Tchad : la stratégie du chaos dans la gouvernance des conflits

Tchad : la stratégie du chaos dans la gouvernance des conflits

Mourir pour l’accès à l’eau au XXIe siècle n’est ni une fatalité divine ni une coutume ancestrale ; c’est le fruit direct d’un vide institutionnel délibérément entretenu.

Tchad : le spectacle des cendres, l'art de gouverner par le chaos

Depuis plus de trois décennies, un schéma persistant se dessine au Tchad. Les paysages changent, les figures des dirigeants se succèdent, souvent de génération en génération, mais le sang versé quotidiennement conserve la même amère couleur : celle de l’échec. Ici, les conflits intercommunautaires ne sont pas résolus ; ils sont plutôt mis en scène. La préférence est donnée au déploiement ostentatoire d’avions et aux convois poussiéreux qui enveloppent les villages, aveuglant les victimes, plutôt qu’à l’efficacité rigoureuse d’une justice impartiale. C’est le décryptage d’une faillite organisée qui caractérise la politique de sécurité au Tchad.

Interventions théâtrales, conséquences dramatiques sur le terrain

Lorsqu’une tension éclate, qu’il s’agisse d’un litige pour un puits ou un pâturage, la réponse étatique suit une chorégraphie habituelle. Des délégations de haut niveau se déplacent, des médiations sont orchestrées en grande pompe, et des discours empreints de paternalisme sont prononcés. Mais que subsiste-t-il une fois que la poussière soulevée par les véhicules tout-terrain est retombée ? Généralement, rien de concret. C’est là que réside le problème fondamental. Ce spectacle coûte cher. Le budget alloué à un unique déplacement présidentiel ou à une mission de pacification d’apparat pourrait financer le forage de milliers de puits modernes, transformant une ressource rare en un bien partagé. Cependant, bâtir des infrastructures durables signifie éliminer le prétexte d’intervenir en « sauveur » du peuple. On entretient ainsi le besoin d’un sauveur en affaiblissant délibérément les institutions.

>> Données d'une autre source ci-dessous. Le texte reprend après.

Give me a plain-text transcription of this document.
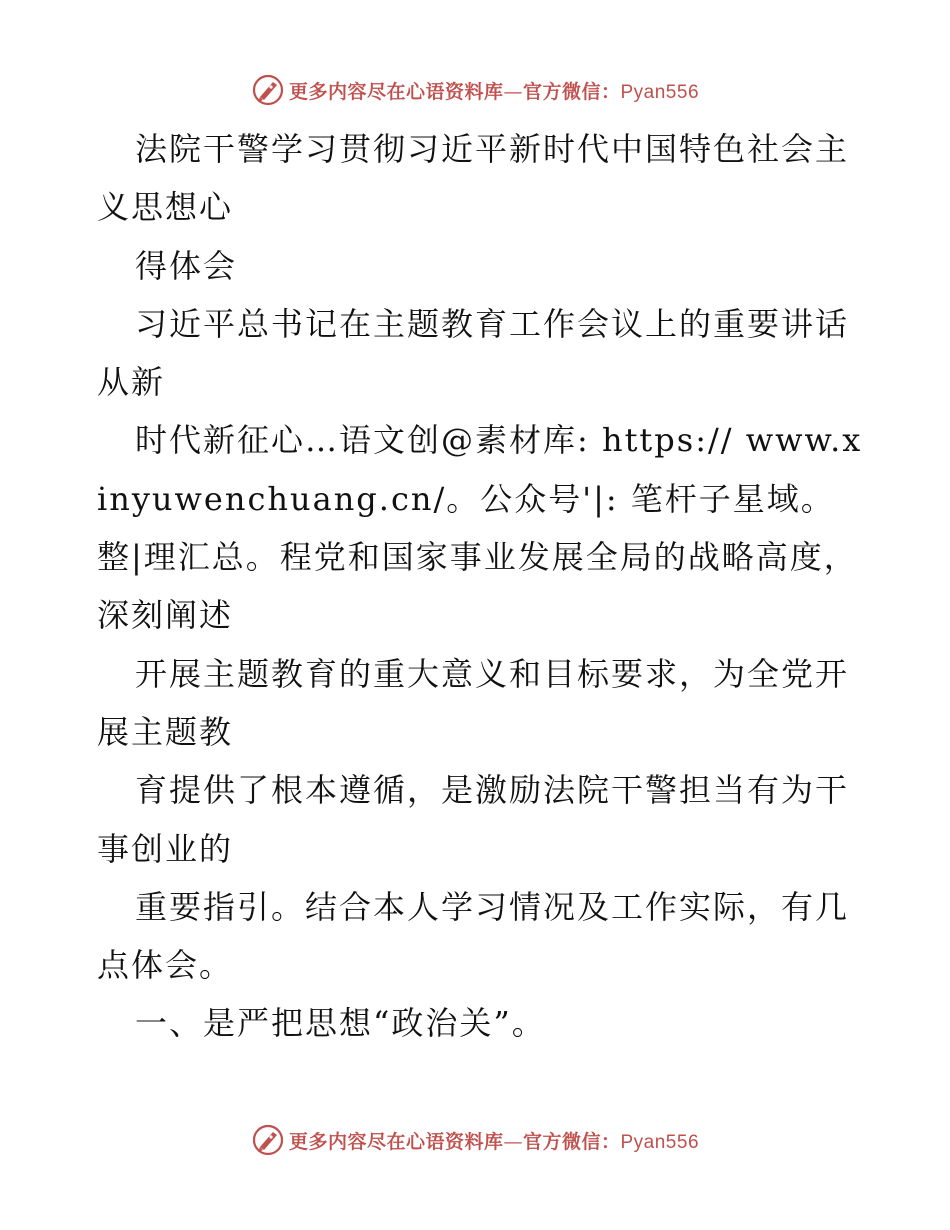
更多内容尽在心语资料库—官方微信：Pyan556

法院干警学习贯彻习近平新时代中国特色社会主义思想心

得体会

习近平总书记在主题教育工作会议上的重要讲话从新

时代新征心…语文创@素材库: https:// www.xinyuwenchuang.cn/。公众号'|: 笔杆子星域。整|理汇总。程党和国家事业发展全局的战略高度，深刻阐述

开展主题教育的重大意义和目标要求，为全党开展主题教

育提供了根本遵循，是激励法院干警担当有为干事创业的

重要指引。结合本人学习情况及工作实际，有几点体会。

一、是严把思想“政治关”。

更多内容尽在心语资料库—官方微信：Pyan556
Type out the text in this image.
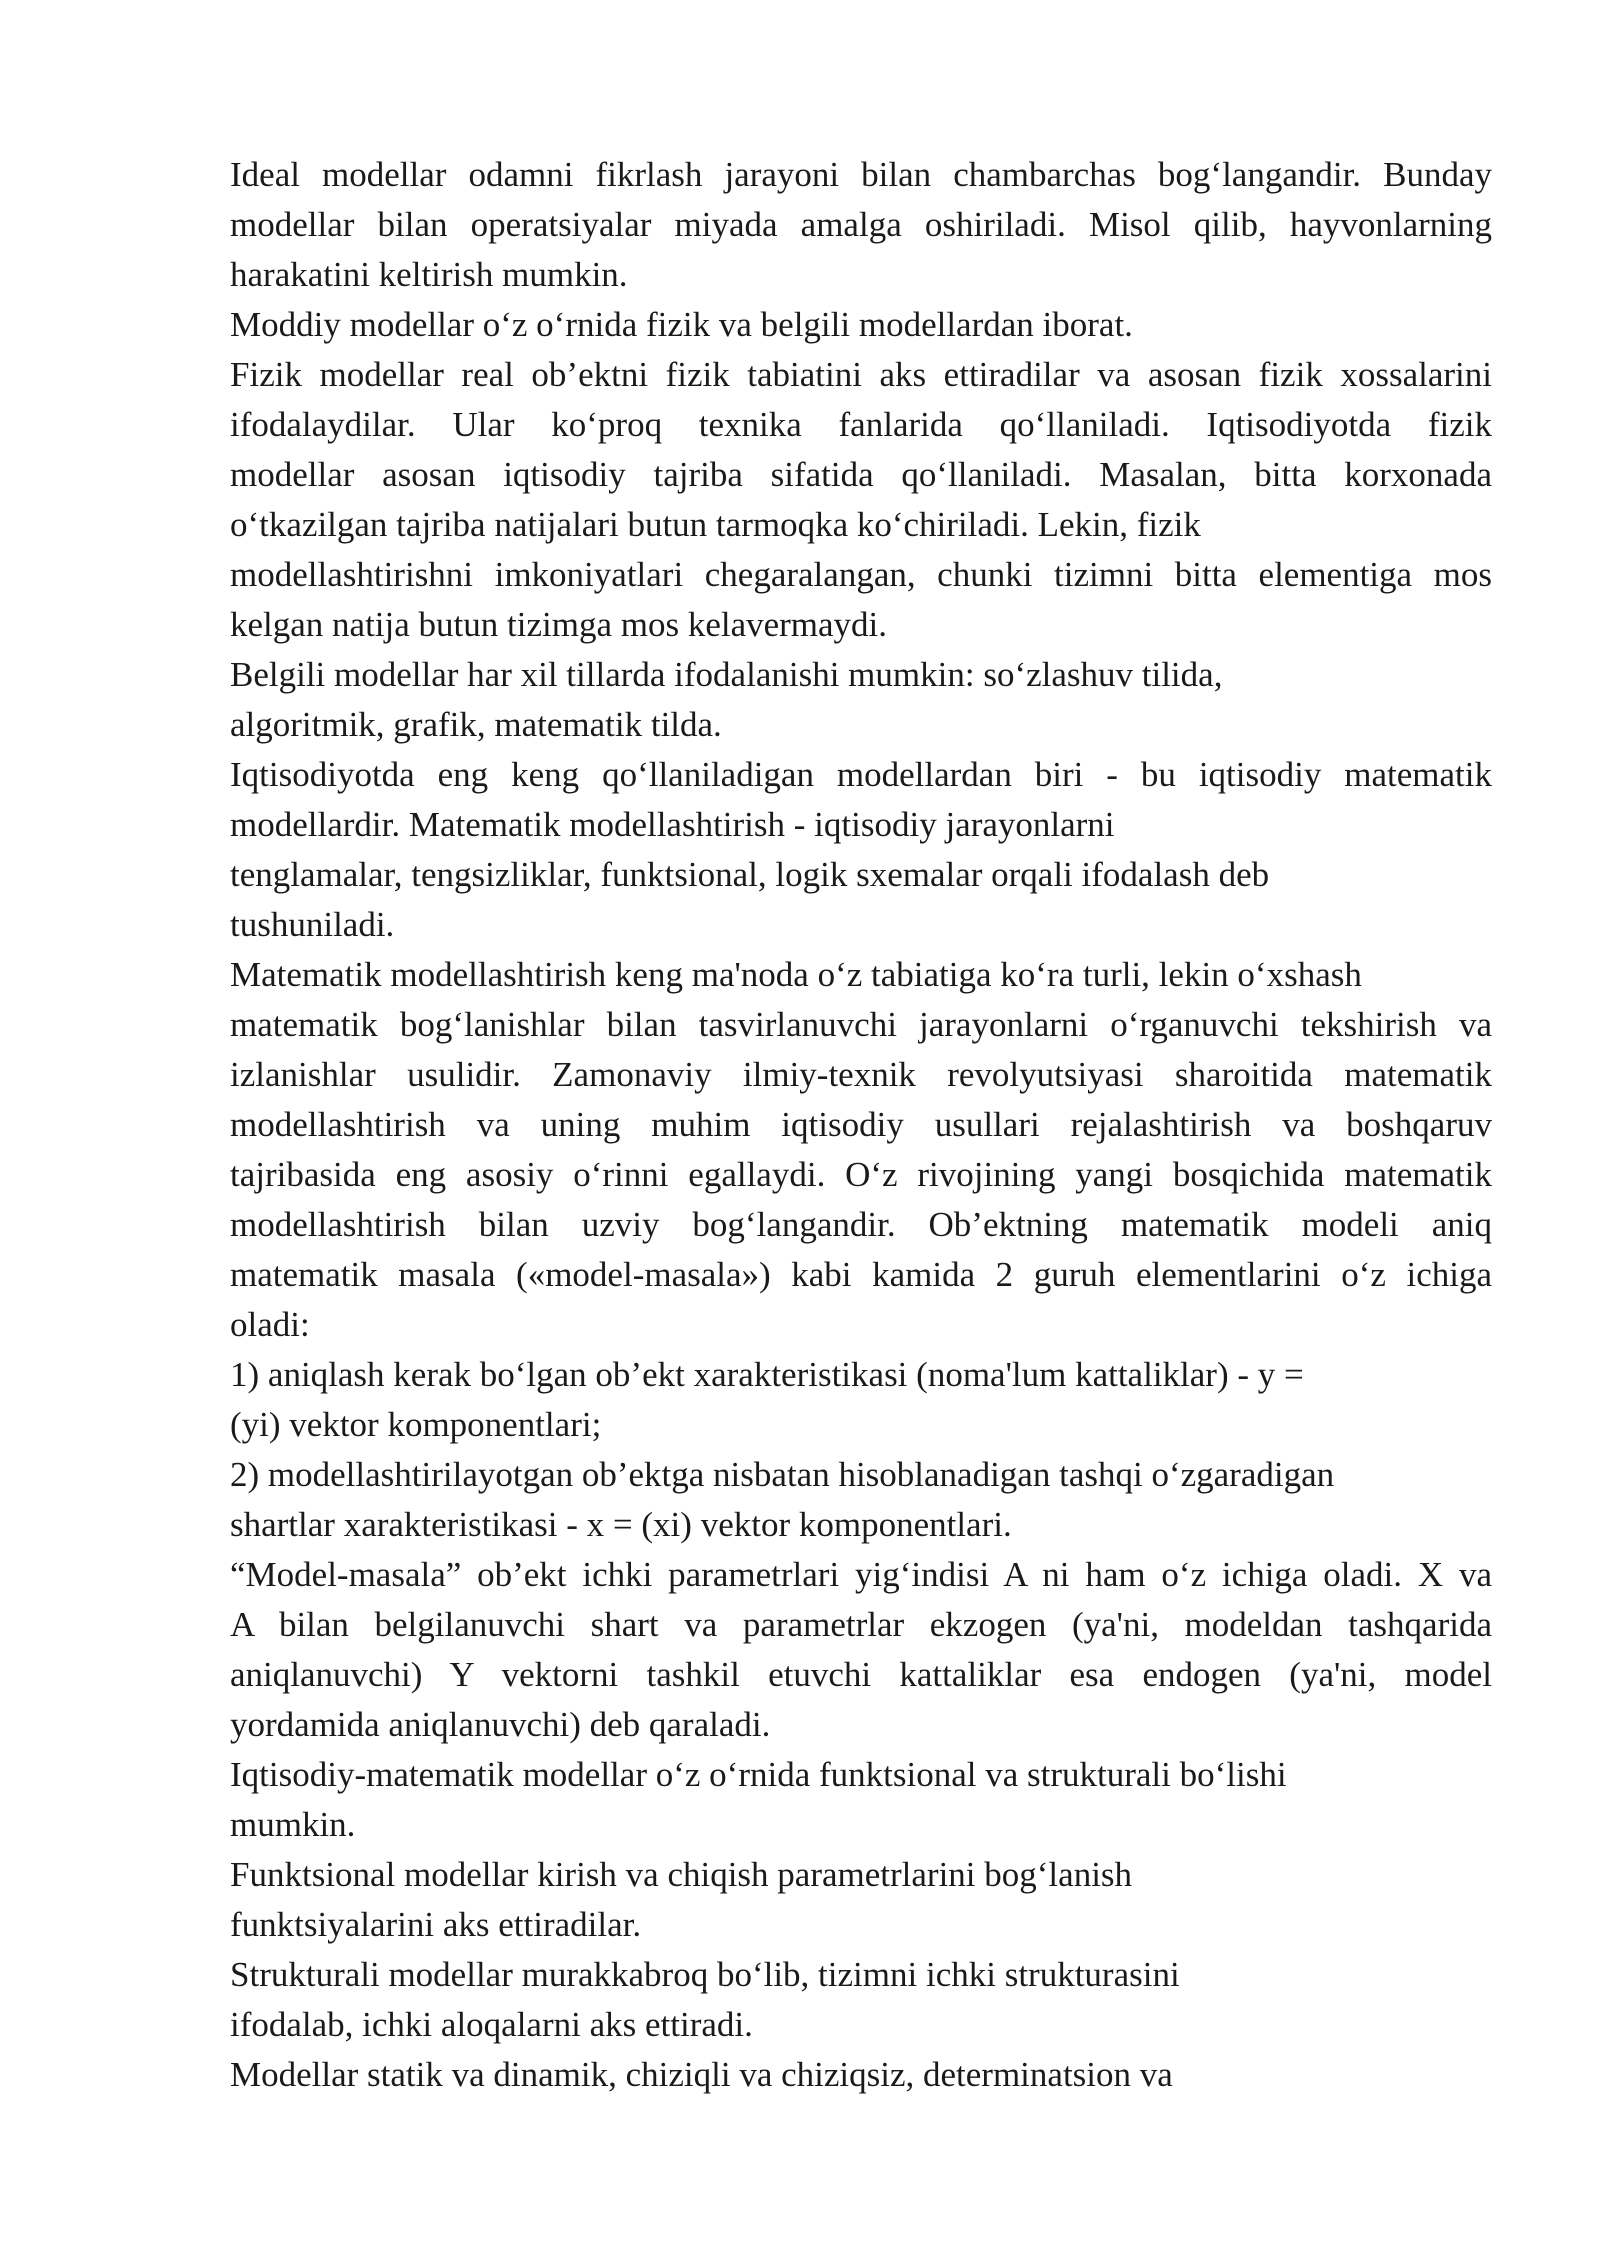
Ideal modellar odamni fikrlash jarayoni bilan chambarchas bog‘langandir. Bunday
modellar bilan operatsiyalar miyada amalga oshiriladi. Misol qilib, hayvonlarning
harakatini keltirish mumkin.
Moddiy modellar o‘z o‘rnida fizik va belgili modellardan iborat.
Fizik modellar real ob’ektni fizik tabiatini aks ettiradilar va asosan fizik xossalarini
ifodalaydilar. Ular ko‘proq texnika fanlarida qo‘llaniladi. Iqtisodiyotda fizik
modellar asosan iqtisodiy tajriba sifatida qo‘llaniladi. Masalan, bitta korxonada
o‘tkazilgan tajriba natijalari butun tarmoqka ko‘chiriladi. Lekin, fizik
modellashtirishni imkoniyatlari chegaralangan, chunki tizimni bitta elementiga mos
kelgan natija butun tizimga mos kelavermaydi.
Belgili modellar har xil tillarda ifodalanishi mumkin: so‘zlashuv tilida,
algoritmik, grafik, matematik tilda.
Iqtisodiyotda eng keng qo‘llaniladigan modellardan biri - bu iqtisodiy matematik
modellardir. Matematik modellashtirish - iqtisodiy jarayonlarni
tenglamalar, tengsizliklar, funktsional, logik sxemalar orqali ifodalash deb
tushuniladi.
Matematik modellashtirish keng ma'noda o‘z tabiatiga ko‘ra turli, lekin o‘xshash
matematik bog‘lanishlar bilan tasvirlanuvchi jarayonlarni o‘rganuvchi tekshirish va
izlanishlar usulidir. Zamonaviy ilmiy-texnik revolyutsiyasi sharoitida matematik
modellashtirish va uning muhim iqtisodiy usullari rejalashtirish va boshqaruv
tajribasida eng asosiy o‘rinni egallaydi. O‘z rivojining yangi bosqichida matematik
modellashtirish bilan uzviy bog‘langandir. Ob’ektning matematik modeli aniq
matematik masala («model-masala») kabi kamida 2 guruh elementlarini o‘z ichiga
oladi:
1) aniqlash kerak bo‘lgan ob’ekt xarakteristikasi (noma'lum kattaliklar) - y =
(yi) vektor komponentlari;
2) modellashtirilayotgan ob’ektga nisbatan hisoblanadigan tashqi o‘zgaradigan
shartlar xarakteristikasi - x = (xi) vektor komponentlari.
“Model-masala” ob’ekt ichki parametrlari yig‘indisi A ni ham o‘z ichiga oladi. X va
A bilan belgilanuvchi shart va parametrlar ekzogen (ya'ni, modeldan tashqarida
aniqlanuvchi) Y vektorni tashkil etuvchi kattaliklar esa endogen (ya'ni, model
yordamida aniqlanuvchi) deb qaraladi.
Iqtisodiy-matematik modellar o‘z o‘rnida funktsional va strukturali bo‘lishi
mumkin.
Funktsional modellar kirish va chiqish parametrlarini bog‘lanish
funktsiyalarini aks ettiradilar.
Strukturali modellar murakkabroq bo‘lib, tizimni ichki strukturasini
ifodalab, ichki aloqalarni aks ettiradi.
Modellar statik va dinamik, chiziqli va chiziqsiz, determinatsion va
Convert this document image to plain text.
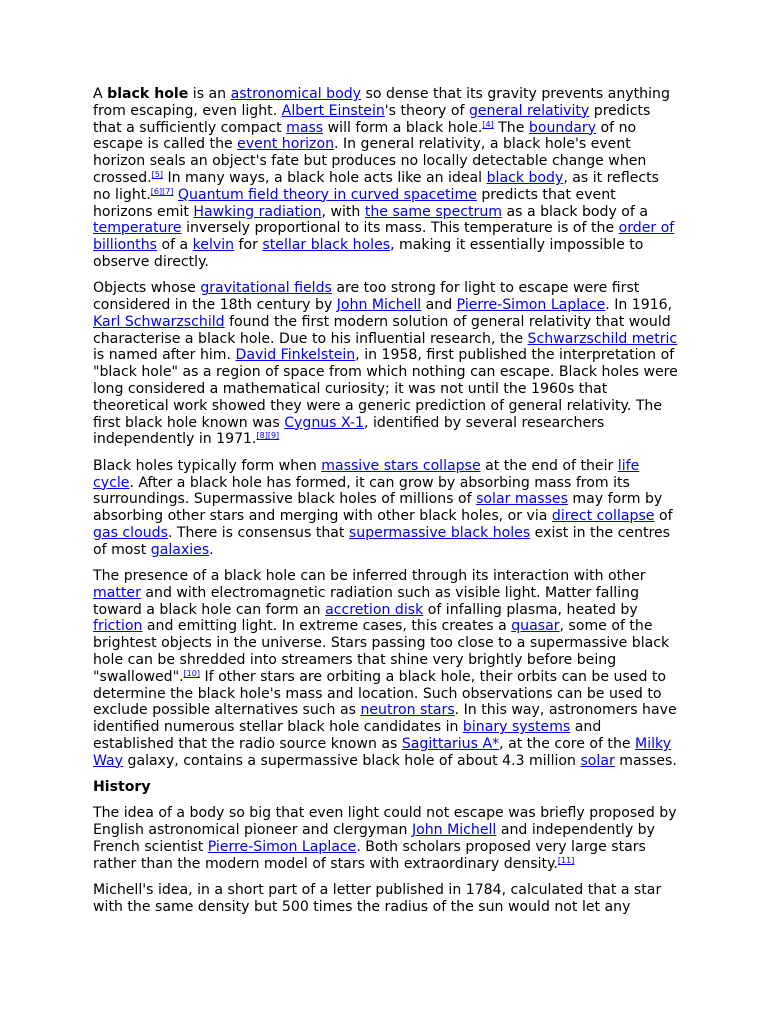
A black hole is an astronomical body so dense that its gravity prevents anything from escaping, even light. Albert Einstein's theory of general relativity predicts that a sufficiently compact mass will form a black hole.[4] The boundary of no escape is called the event horizon. In general relativity, a black hole's event horizon seals an object's fate but produces no locally detectable change when crossed.[5] In many ways, a black hole acts like an ideal black body, as it reflects no light.[6][7] Quantum field theory in curved spacetime predicts that event horizons emit Hawking radiation, with the same spectrum as a black body of a temperature inversely proportional to its mass. This temperature is of the order of billionths of a kelvin for stellar black holes, making it essentially impossible to observe directly.

Objects whose gravitational fields are too strong for light to escape were first considered in the 18th century by John Michell and Pierre-Simon Laplace. In 1916, Karl Schwarzschild found the first modern solution of general relativity that would characterise a black hole. Due to his influential research, the Schwarzschild metric is named after him. David Finkelstein, in 1958, first published the interpretation of "black hole" as a region of space from which nothing can escape. Black holes were long considered a mathematical curiosity; it was not until the 1960s that theoretical work showed they were a generic prediction of general relativity. The first black hole known was Cygnus X-1, identified by several researchers independently in 1971.[8][9]

Black holes typically form when massive stars collapse at the end of their life cycle. After a black hole has formed, it can grow by absorbing mass from its surroundings. Supermassive black holes of millions of solar masses may form by absorbing other stars and merging with other black holes, or via direct collapse of gas clouds. There is consensus that supermassive black holes exist in the centres of most galaxies.

The presence of a black hole can be inferred through its interaction with other matter and with electromagnetic radiation such as visible light. Matter falling toward a black hole can form an accretion disk of infalling plasma, heated by friction and emitting light. In extreme cases, this creates a quasar, some of the brightest objects in the universe. Stars passing too close to a supermassive black hole can be shredded into streamers that shine very brightly before being "swallowed".[10] If other stars are orbiting a black hole, their orbits can be used to determine the black hole's mass and location. Such observations can be used to exclude possible alternatives such as neutron stars. In this way, astronomers have identified numerous stellar black hole candidates in binary systems and established that the radio source known as Sagittarius A*, at the core of the Milky Way galaxy, contains a supermassive black hole of about 4.3 million solar masses.

History

The idea of a body so big that even light could not escape was briefly proposed by English astronomical pioneer and clergyman John Michell and independently by French scientist Pierre-Simon Laplace. Both scholars proposed very large stars rather than the modern model of stars with extraordinary density.[11]

Michell's idea, in a short part of a letter published in 1784, calculated that a star with the same density but 500 times the radius of the sun would not let any
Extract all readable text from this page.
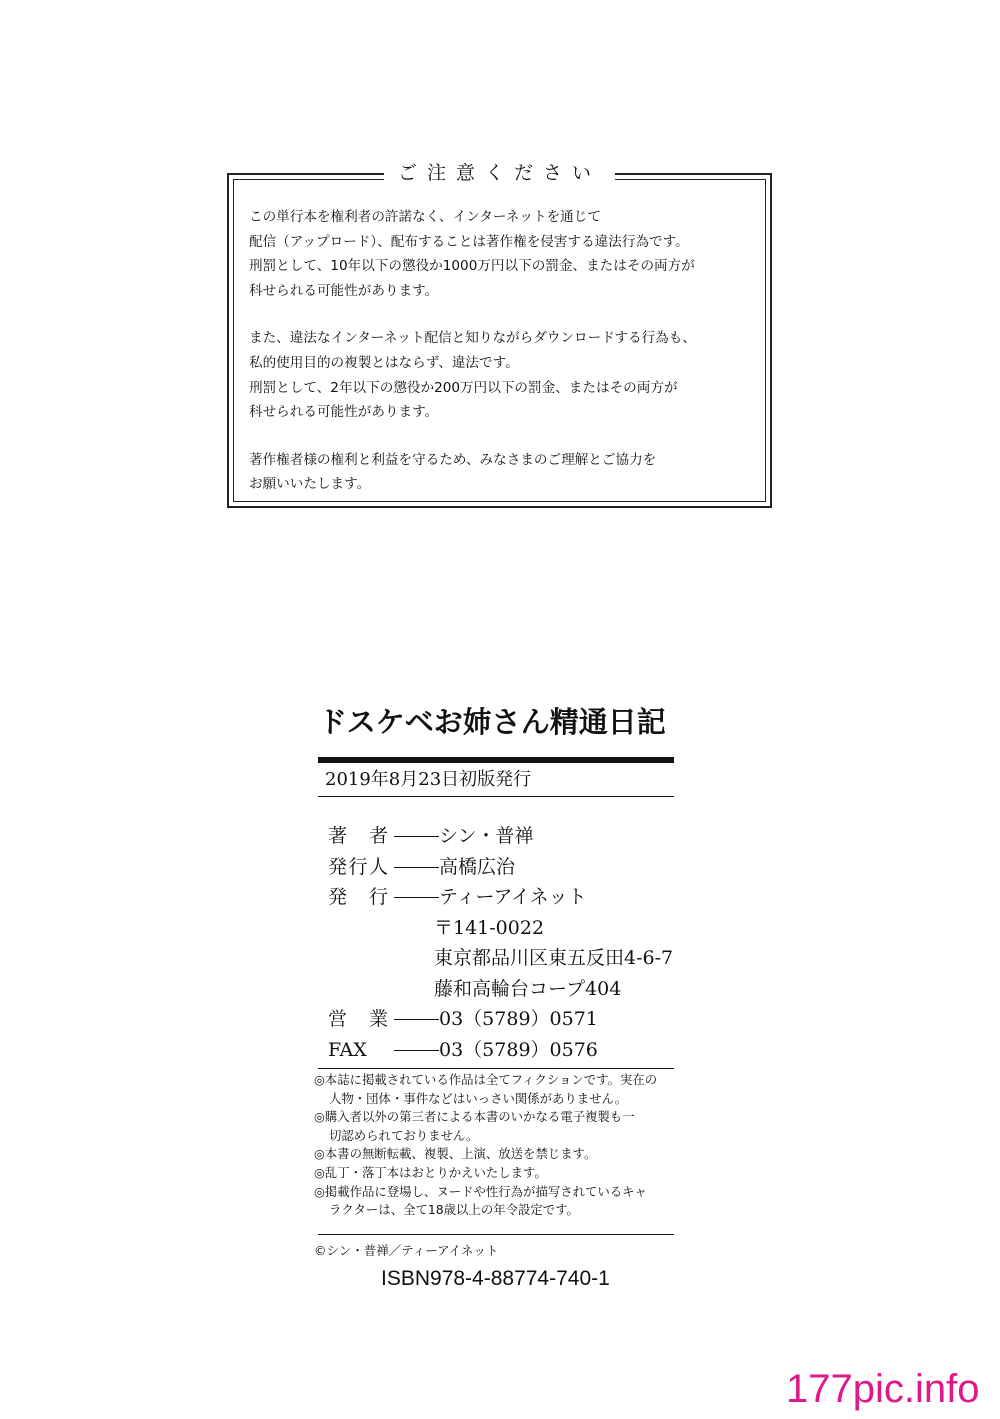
ご注意ください

この単行本を権利者の許諾なく、インターネットを通じて
配信（アップロード）、配布することは著作権を侵害する違法行為です。
刑罰として、10年以下の懲役か1000万円以下の罰金、またはその両方が
科せられる可能性があります。

また、違法なインターネット配信と知りながらダウンロードする行為も、
私的使用目的の複製とはならず、違法です。
刑罰として、2年以下の懲役か200万円以下の罰金、またはその両方が
科せられる可能性があります。

著作権者様の権利と利益を守るため、みなさまのご理解とご協力を
お願いいたします。

ドスケベお姉さん精通日記
2019年8月23日初版発行
著者	シン・普禅
発行人	高橋広治
発行	ティーアイネット
〒141-0022
東京都品川区東五反田4-6-7
藤和高輪台コープ404
営業	03（5789）0571
FAX	03（5789）0576
◎本誌に掲載されている作品は全てフィクションです。実在の
人物・団体・事件などはいっさい関係がありません。
◎購入者以外の第三者による本書のいかなる電子複製も一
切認められておりません。
◎本書の無断転載、複製、上演、放送を禁じます。
◎乱丁・落丁本はおとりかえいたします。
◎掲載作品に登場し、ヌードや性行為が描写されているキャ
ラクターは、全て18歳以上の年令設定です。
©シン・普禅／ティーアイネット
ISBN978-4-88774-740-1
177pic.info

Institutions fragilisées, justice sous contrôle

Alors que dans d’autres nations, les chefs d’État ne quittent pas leurs palais pour des querelles locales – non par indifférence, mais parce que le système judiciaire fonctionne –, au Tchad, le pouvoir politique a méthodiquement neutralisé l’indépendance de la justice. Une justice forte représente une menace pour ceux qui gouvernent par l’arbitraire. En refusant de laisser les tribunaux trancher les différends de manière autonome, l’État contraint les citoyens à se faire justice eux-mêmes. Le fait de perdre la vie pour un point d’eau au XXIe siècle n’est pas une fatalité divine ou une tradition séculaire ; c’est la conséquence directe d’un vide institutionnel sciemment maintenu. L’échec de la gouvernance est ici total, car elle préfère gérer des crises plutôt que d’édifier une nation prospère et unie, garantissant une véritable sécurité au Tchad.